The letter to the party who referred you the matter thanking them for referral of the case, can obviously not, in any way, shape or form, breach any client confidentiality.

The watchword here is "be careful!" Often times just a quick note indicating that you have successfully completed the matter on behalf of so and so that was referred to you and not referring to the particulate matter with any specificity is perfectly acceptable. Don't forget to mention in the letter to the party who referred you the matter in the first place that they should not hesitate to contact you.

Closing a file is a golden opportunity to take the time to let your client know how much you have enjoyed representing them and to let the person know who referred you the matter how much you enjoyed the referral of the client.

To coin a phrase, these are what should be known as "marketing moments." Why is it important to think about closing a file in terms of a "marketing moment?"

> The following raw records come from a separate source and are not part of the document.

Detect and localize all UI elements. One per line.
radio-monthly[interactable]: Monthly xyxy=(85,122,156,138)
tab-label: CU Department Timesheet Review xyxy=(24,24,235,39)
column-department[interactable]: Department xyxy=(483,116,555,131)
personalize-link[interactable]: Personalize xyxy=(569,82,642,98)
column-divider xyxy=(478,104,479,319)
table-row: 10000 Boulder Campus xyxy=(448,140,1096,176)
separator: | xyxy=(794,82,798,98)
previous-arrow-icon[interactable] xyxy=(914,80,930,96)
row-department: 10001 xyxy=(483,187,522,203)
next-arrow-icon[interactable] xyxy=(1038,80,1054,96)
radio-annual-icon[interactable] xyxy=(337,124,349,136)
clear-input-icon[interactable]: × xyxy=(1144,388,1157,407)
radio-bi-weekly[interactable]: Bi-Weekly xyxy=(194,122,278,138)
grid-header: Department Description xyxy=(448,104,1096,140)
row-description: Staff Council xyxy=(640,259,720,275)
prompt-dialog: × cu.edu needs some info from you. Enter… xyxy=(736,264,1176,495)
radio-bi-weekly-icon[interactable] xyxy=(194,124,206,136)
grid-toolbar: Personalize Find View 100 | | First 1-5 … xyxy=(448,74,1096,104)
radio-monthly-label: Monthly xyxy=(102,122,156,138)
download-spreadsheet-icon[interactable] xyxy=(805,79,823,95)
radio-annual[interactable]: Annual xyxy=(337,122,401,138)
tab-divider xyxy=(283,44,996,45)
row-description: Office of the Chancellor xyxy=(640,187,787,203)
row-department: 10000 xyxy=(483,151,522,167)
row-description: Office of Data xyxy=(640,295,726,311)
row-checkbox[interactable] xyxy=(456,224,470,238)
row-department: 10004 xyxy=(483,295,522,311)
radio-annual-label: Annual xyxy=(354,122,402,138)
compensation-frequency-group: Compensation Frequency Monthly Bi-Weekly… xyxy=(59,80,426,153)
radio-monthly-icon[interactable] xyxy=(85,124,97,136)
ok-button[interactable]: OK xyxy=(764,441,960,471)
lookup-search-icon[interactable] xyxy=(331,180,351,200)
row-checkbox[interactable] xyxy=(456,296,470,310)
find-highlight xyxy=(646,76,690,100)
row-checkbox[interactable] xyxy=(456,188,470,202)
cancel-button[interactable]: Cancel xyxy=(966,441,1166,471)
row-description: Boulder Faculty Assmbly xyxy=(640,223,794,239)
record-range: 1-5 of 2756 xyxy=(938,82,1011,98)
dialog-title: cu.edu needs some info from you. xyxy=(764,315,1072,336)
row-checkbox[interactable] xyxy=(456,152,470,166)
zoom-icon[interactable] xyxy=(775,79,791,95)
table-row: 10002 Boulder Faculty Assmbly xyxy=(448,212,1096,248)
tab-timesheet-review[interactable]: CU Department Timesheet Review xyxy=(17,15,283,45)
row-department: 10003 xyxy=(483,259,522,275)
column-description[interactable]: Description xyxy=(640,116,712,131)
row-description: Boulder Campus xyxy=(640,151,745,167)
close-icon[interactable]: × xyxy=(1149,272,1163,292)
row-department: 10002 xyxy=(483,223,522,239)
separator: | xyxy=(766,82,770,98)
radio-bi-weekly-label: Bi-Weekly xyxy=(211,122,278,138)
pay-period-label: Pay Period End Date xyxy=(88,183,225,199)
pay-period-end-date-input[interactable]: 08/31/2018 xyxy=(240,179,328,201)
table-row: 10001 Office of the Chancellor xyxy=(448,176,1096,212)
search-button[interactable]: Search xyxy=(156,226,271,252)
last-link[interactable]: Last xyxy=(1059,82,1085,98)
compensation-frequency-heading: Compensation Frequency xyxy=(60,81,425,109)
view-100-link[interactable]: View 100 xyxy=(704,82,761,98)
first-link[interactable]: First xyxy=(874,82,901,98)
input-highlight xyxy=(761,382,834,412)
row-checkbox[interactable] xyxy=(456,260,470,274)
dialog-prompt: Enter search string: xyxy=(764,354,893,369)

You know you are going to close the file, you know you are going to try to get it out of your active file system, you know that you are going to try to put it into some sort of a dead file system, you know that eventually you are going to try to destroy the file, you know you told your client in your engagement letter you are going to do all these things, you know you would like to get some additional legal business from the client if possible, you also know you are going to thank someone for referring the legal business in the first place, and hopefully they will continue to refer you business in the future.

If you simply just close the file and don't do anything to it other than just simply getting it out of your active file system, you have missed these golden opportunities, again that I have referred to as "marketing moments."

In dealing with legal matters, the wrap up phase involves thanking the referral, an engagement letter from the client as well as all the other administrative tasks that I have set out in these "fail-safe tips."

The implementation phase is self explanatory and will be handled in the "debriefing or wind down" stage, the file needs to be closed but you also need to ask yourself the question, who needs to be told what we did, who needs to be thanked, and also how you need to involve the staff in understanding how they may be able to handle this matter better in the future if another opportunity presents itself.

The closure letter to the client and the thank you letter to the referring party are only one part of the system, albeit, a very important part of the system.

I hope that my emphasis on closure letters to clients and thank-you letters to referring parties as part of a "fail-safe" system of administration, points out that it is not merely enough to have such a system in place, it is important that it be part of an overall system of administration in your law firm that makes it impossible to close a file until such time as these letters are done.

Often times, these letters can be done by staff members and the lawyer can edit the letter and finalize it to see that it is appropriately sent to the client and the referring party.

Next week we are going to talk about the second to the last system in the area of "fail-safe tips" for law office management. Next week's tip is to have a system for closing files and removing them from active client file storage.

I think you will find this system very simple and I think you will also find it very efficient and economical. If you put such a system in place, you will find that after awhile, you really do get files out of your active file system into your closed file system and ultimately you will get it to storage.

The bottom line of this file system with regard to it being "fail-safe" is that you need to set it up to make things happen automatically.

We will discuss more of this in detail next week, but I want to leave you with this thought, don't ever pay premium rent square footage for file storage when you can put a profit center in that same space! I think you will find some of the "fail-safe tips" with regard to closing files very helpful to you in your practice.

We are almost done with these "fail-safe tips," two more to go and we can then finish up this area of administration.

Jim Wirken is a civil trial attorney and the Chairman of the Board of The Wirken Law Group in Kansas City.